Определение сероводорода (качественная реакция)
Метод основан на взаимодействии сероводорода, образующегося при порче рыбы, со свинцовой солью с появлением темного окрашивания.
15...25 г исследуемого фарша помещают рыхлым слоем в бюксу вместимостью 40...50 см3. В бюксу подвешивают горизонтально над фаршем полоску плотной фильтровальной бумаги, на поверхность которой, обращенной к фаршу, нанесены 3...4 капли раствора свинцовой соли. Диаметр капли – 2...3 см. Расстояние между бумагой и поверхностью фарша должно быть 1 см.
Бюксу сверху закрывают крышкой, зажимая фильтровальную бумагу между крышкой и корпусом бюксы, и оставляют стоять при комнатной температуре.
Параллельно проводят контрольный анализ без навески продукта.
По истечении 15 минут бумагу снимают и сравнивают ее окраску с окраской бумаги, смоченной тем же раствором свинцовой соли (контрольный анализ).
При наличии в исследуемом образце свободного сероводорода происходит побурение или почернение участка бумаги, смоченных раствором свинцовой соли.
Определение массовой доли белковых веществ (сырого протеина)
Макрометод основан на окислении органического вещества при сжигании его в серной кислоте в присутствии катализатора, отгонке образующегося аммиака паром, улавливании его раствором серной кислоты и определении содержания азота методом титрования.
Навеску продукта, взвешенную с абсолютной погрешностью до 0,0005 г в закрытой с одной стороны трубочке из фильтровальной бумаги или из станиоля, помещают в колбу для сжигания. Добавляют несколько мелких кристаллов медного купороса и приливают 10...20 см3 концентрированной кислоты.
Колбу с содержимым осторожно нагревают в вытяжном шкафу, не допуская разбрызгивания жидкости. Когда содержимое колбы станет однородным, прекращают нагревание, дают остыть, добавляют 0,5 г сернокислого калия и продолжают нагревать до тех пор, пока жидкость в колбе не станет прозрачной, зеленовато-голубой окраски без бурого оттенка.
По окончании сжигания содержимого колбы охлаждают и переносят в отгонную колбу, приливают раствор гидроокиси натрия и бросают кусочек лакмусовой бумаги (реакция жидкости должна быть резко щелочной), закрывают пробкой, соединенной с холодильником. Приемная колба содержит раствор серной кислоты. конец отгонки определяют по лакмусовой бумаге (капля дистиллята не должна вызывать посинения красной лакмусовой бумаги).

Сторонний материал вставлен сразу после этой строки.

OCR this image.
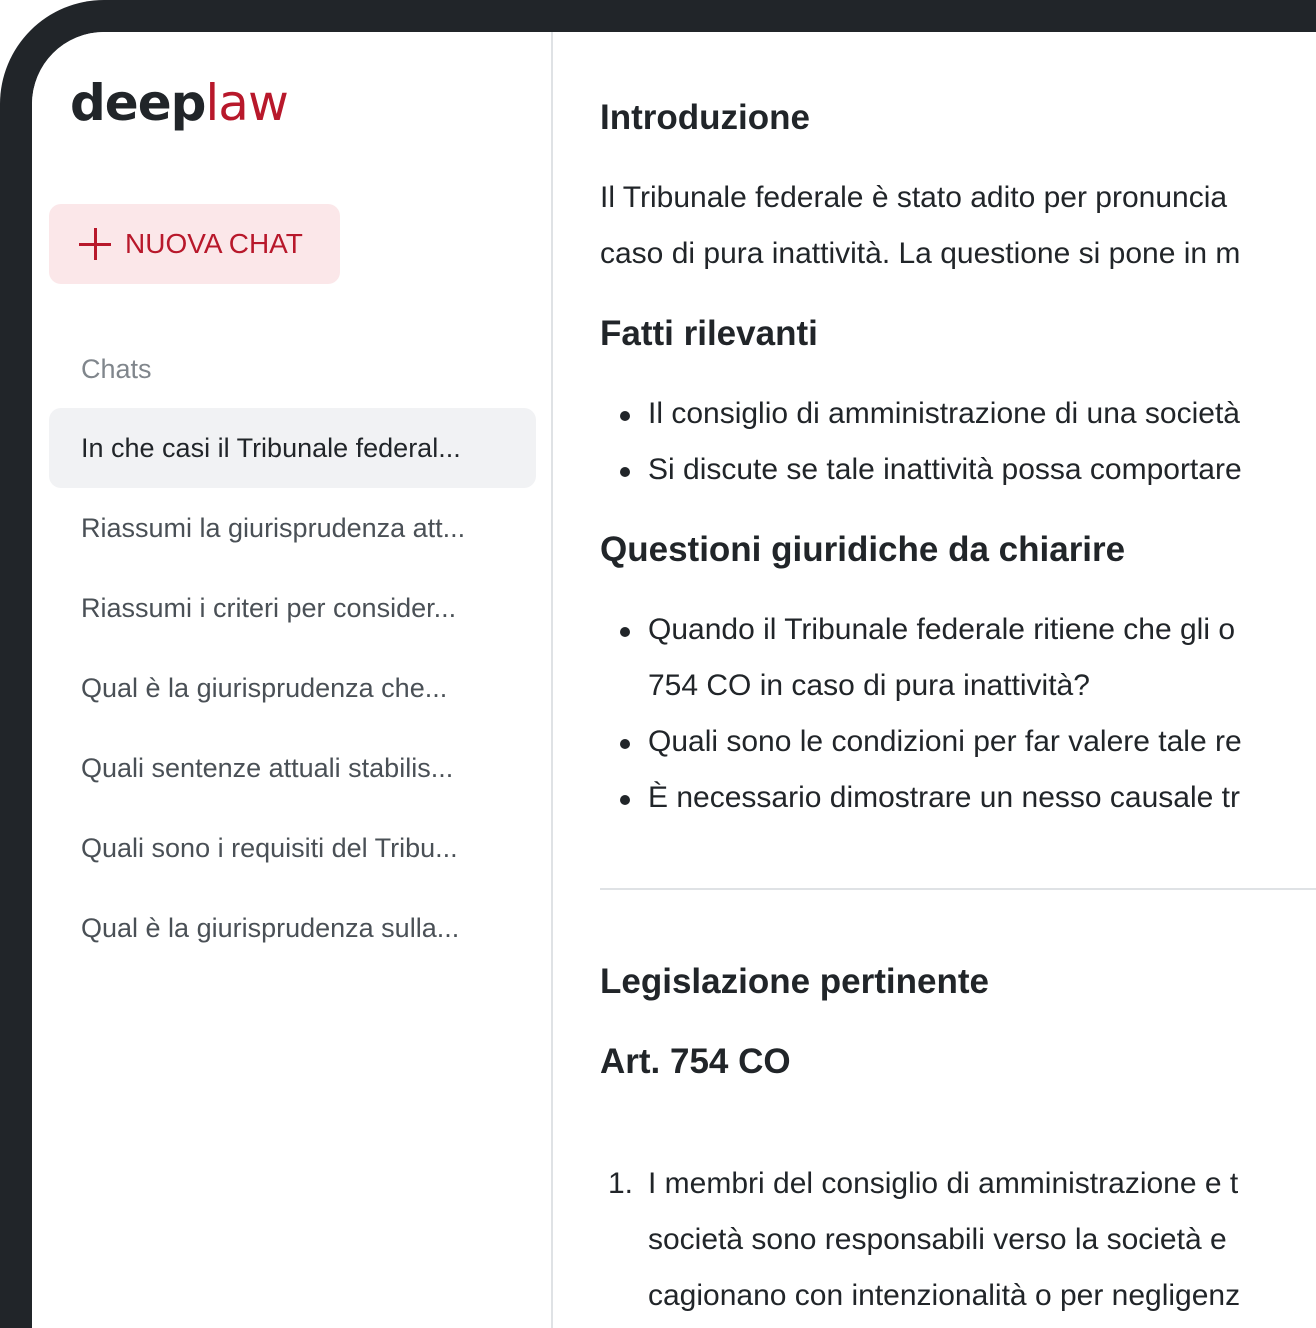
deeplaw
NUOVA CHAT
Chats
In che casi il Tribunale federal...
Riassumi la giurisprudenza att...
Riassumi i criteri per consider...
Qual è la giurisprudenza che...
Quali sentenze attuali stabilis...
Quali sono i requisiti del Tribu...
Qual è la giurisprudenza sulla...
Introduzione
Il Tribunale federale è stato adito per pronuncia
caso di pura inattività. La questione si pone in m
Fatti rilevanti
Il consiglio di amministrazione di una società
Si discute se tale inattività possa comportare
Questioni giuridiche da chiarire
Quando il Tribunale federale ritiene che gli o
754 CO in caso di pura inattività?
Quali sono le condizioni per far valere tale re
È necessario dimostrare un nesso causale tr
Legislazione pertinente
Art. 754 CO
1. I membri del consiglio di amministrazione e t
società sono responsabili verso la società e
cagionano con intenzionalità o per negligenz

Белковое вещество определяют, умножая рассчитанное количество общего азота на 6,25.
Микробиологический анализ
Рыбные консервы должны быть промышленно стерильными. Промышленная стерильность консервов означает отсутствие в продуктах микроорганизмов, способных развиваться при температурах хранения, установленных для данного вида консервов, и отсутствие в консервах микробиальных токсинов и микроорганизмов, опасных для здоровья потребителя.
В случаях, когда стерильность нарушается, консервы к реализации не допускаются до получения результатов их микробиологического исследования. Если в стерилизованных консервах обнаружены непатогенные спорообразующие микробы, но отсутствует бомбаж и сохраняются свойственные качественному продукту органолептические показатели, то консервы могут быть реализованы.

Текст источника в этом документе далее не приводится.